The heads of powerful Iraqi paramilitary factions threatened they would take "revenge" on Saturday after their offices in the south of the country were torched during deadly protests.
Demonstrators set fire to dozens of government buildings and offices belonging to the influential Hashed al-Shaabi paramilitary force across southern cities late Friday.
In Missan province, the headquarters of the Asaib Ahl Al-Haq, one of the Hashed factions, was torched and a leading commander of the group reportedly killed.
Wissam al-Alyawi was later pronounced dead by the group, after footage circulated online showing him writhing in an ambulance as a crowd of men tried to break into it.
Asaib chief Qais al-Khazaali was in Baghdad on Saturday for the funeral procession of Alyawi and his brother Issam, apparently killed in the same incident.
"His blood is on America and Israel's hands, but I will take revenge -- many times over," Khazaali told mourners, holding back tears as he stood next to their wailing mother.
"This blood is proof to all our people of the size of the conspiracy that is targeting us," he said.
Dozens of Hashed fighters were gathered in military fatigues for the procession in central Baghdad, just a few districts south of where protests were taking place in Tahrir (Liberation) Square.
Another paramilitary force, Saraya al-Salam, had also been spotted in Baghdad in recent days after their leader Moqtada al-Sadr threw his weight behind the demonstrations.
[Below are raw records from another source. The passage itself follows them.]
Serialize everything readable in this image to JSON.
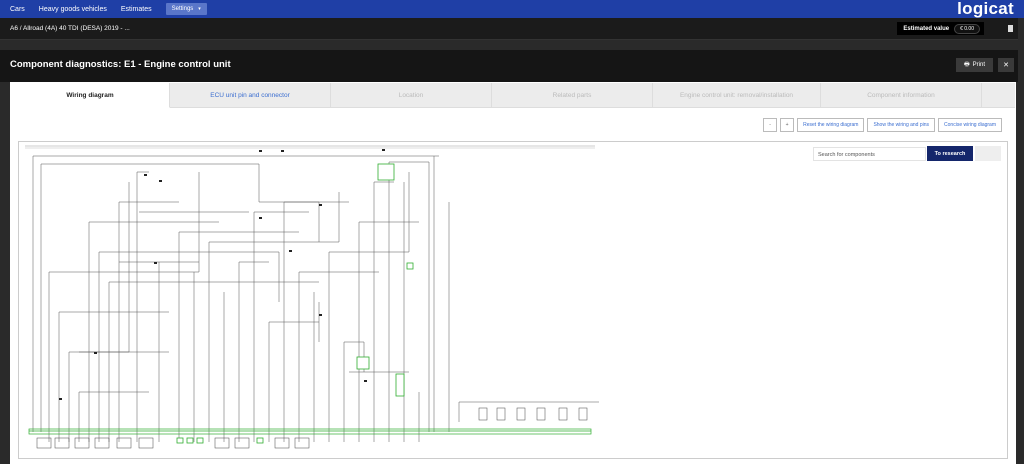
{
  "topnav": {
    "items": [
      "Cars",
      "Heavy goods vehicles",
      "Estimates"
    ],
    "settings_label": "Settings",
    "logo": "logicat"
  },
  "subbar": {
    "vehicle": "A6 / Allroad (4A) 40 TDI (DESA) 2019 - ...",
    "estimated_label": "Estimated value",
    "estimated_value": "€ 0.00"
  },
  "header": {
    "title": "Component diagnostics: E1 - Engine control unit",
    "print_label": "Print",
    "close_label": "✕"
  },
  "tabs": [
    {
      "label": "Wiring diagram",
      "state": "active"
    },
    {
      "label": "ECU unit pin and connector",
      "state": "link"
    },
    {
      "label": "Location",
      "state": "disabled"
    },
    {
      "label": "Related parts",
      "state": "disabled"
    },
    {
      "label": "Engine control unit: removal/installation",
      "state": "disabled"
    },
    {
      "label": "Component information",
      "state": "disabled"
    }
  ],
  "controls": {
    "zoom_out": "-",
    "zoom_in": "+",
    "reset": "Reset the wiring diagram",
    "show_pins": "Show the wiring and pins",
    "concise": "Concise wiring diagram"
  },
  "search": {
    "placeholder": "Search for components",
    "button": "To research"
  },
  "colors": {
    "nav_blue": "#1f3fa6",
    "research_navy": "#14266b",
    "wire_green": "#2fae2f"
  }
}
The Hashed was founded in 2014 to fight the Islamic State group but its factions have since been ordered to incorporate into the state security services.
The US and Israel fear some of the factions are too closely tied to Iran, their regional foe.
The Badr Organisation, a powerful Iranian-backed armed group whose offices were set alight in the southern city of Diwaniyah, also blamed Israel and the United States for Alyawi's death.
"They don't want a stable Iraq. They want to pull it into discord and chaos," said its head Hadi al-Ameri, who also attended the funeral.
And Harakat Nujaba, an Iraqi paramilitary faction close to Iran, warned protesters to stay peaceful.
"Take a careful look, and let us be united," it said in an online statement.
On Saturday, three people died in the southern city of Nasiriyah as they tried to torch a local official's home, a police source told AFP, and three protesters also died in Baghdad, according to the Iraqi Human Rights Commission.
The violence came a day after 42 protesters died from live rounds, tear gas canisters or while torching government buildings or Hashed offices in the south.
The storming of those buildings marks a new phase in the south, and authorities imposed strict curfews that prevented renewed protests Saturday in most of those cities.
There have been no such incidents so far in the capital, where hundreds of protesters were still gathering.
The United Nations on Saturday said it was "tragic" to see renewed violence but also warned against "armed spoilers".
"Armed entities sabotaging the peaceful demonstrations, eroding the government's credibility and ability to act, cannot be tolerated," said the UN top official in Iraq, Jeanine Hennis-Plasschaert.